Enquanto os impostos dos materiais industrializados forem maiores que os tradicionais e ainda pensarmos na construção como absorvedora de mão de obra, pouco ou nada capacitada, vamos continuar a passos lentos.
O empresário afirma que uma vez que se viabiliza a industrialização dos processos, ninguém quer voltar atrás. “A CM permite fazer mais com menos. Seria jogar recurso fora e ninguém quer regredir. É como querer voltar à máquina de escrever em tempos de computadores ou consultar a enciclopédia em papel em tempo de internet.”, afirma Jonas Medeiros.

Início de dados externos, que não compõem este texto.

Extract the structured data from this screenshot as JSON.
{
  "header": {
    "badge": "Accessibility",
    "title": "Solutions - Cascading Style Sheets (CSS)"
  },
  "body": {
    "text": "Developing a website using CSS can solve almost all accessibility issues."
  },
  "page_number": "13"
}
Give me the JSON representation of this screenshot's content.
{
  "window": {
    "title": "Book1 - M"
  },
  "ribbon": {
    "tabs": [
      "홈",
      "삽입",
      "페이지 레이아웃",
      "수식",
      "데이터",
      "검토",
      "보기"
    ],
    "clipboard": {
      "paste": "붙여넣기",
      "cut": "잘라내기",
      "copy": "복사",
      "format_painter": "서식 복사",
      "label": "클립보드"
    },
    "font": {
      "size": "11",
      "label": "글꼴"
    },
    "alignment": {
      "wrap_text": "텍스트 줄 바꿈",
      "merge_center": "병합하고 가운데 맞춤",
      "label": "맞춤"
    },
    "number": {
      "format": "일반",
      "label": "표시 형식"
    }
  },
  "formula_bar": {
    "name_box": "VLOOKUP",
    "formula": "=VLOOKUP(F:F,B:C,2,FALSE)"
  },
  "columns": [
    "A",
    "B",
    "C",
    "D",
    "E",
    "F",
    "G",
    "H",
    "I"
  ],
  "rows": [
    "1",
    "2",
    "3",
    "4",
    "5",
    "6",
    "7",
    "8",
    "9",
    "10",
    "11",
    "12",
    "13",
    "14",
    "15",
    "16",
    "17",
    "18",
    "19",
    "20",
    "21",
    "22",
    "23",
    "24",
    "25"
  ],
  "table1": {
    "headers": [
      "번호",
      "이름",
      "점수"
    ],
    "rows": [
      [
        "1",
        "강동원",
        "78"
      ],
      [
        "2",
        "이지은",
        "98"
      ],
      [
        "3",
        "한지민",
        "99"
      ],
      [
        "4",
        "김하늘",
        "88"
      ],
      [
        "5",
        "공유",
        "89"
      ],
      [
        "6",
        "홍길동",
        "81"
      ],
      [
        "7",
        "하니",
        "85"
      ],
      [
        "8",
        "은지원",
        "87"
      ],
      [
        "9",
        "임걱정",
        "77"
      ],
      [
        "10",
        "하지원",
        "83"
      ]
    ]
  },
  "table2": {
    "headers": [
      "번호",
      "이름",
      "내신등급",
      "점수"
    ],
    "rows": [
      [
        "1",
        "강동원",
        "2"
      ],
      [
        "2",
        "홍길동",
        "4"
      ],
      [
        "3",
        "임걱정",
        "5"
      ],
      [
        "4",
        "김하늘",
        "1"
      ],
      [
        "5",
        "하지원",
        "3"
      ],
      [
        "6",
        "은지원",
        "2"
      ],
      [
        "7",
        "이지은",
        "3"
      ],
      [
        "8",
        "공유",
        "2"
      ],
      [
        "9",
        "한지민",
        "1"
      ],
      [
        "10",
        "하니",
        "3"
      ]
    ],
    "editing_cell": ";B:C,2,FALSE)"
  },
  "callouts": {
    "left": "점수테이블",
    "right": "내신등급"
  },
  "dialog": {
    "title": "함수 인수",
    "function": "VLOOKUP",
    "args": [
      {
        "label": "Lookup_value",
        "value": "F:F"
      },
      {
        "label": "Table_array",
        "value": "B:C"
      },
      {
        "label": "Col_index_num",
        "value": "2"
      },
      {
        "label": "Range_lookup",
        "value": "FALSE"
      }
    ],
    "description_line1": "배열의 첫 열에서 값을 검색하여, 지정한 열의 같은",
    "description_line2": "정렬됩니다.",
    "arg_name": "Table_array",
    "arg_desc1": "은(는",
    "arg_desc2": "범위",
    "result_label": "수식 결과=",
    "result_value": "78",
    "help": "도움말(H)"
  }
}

Sobre as interferências do clima tropical, Jonas recorda que na construção modular o que muda é a maneira de projetar e organizar o processo de produção.
“Em todos os países mais desenvolvidos existem normas próprias de desempenho justamente para estabelecer critérios que adequem as construções às condições climáticas particulares existentes. A CM é apenas um jeito diferente de produzir estas construções. Os critérios de desempenho são universais e qualquer meio de produção ou material precisam de observação.”, concluiu Jonas Medeiros, fundador da Cubicon.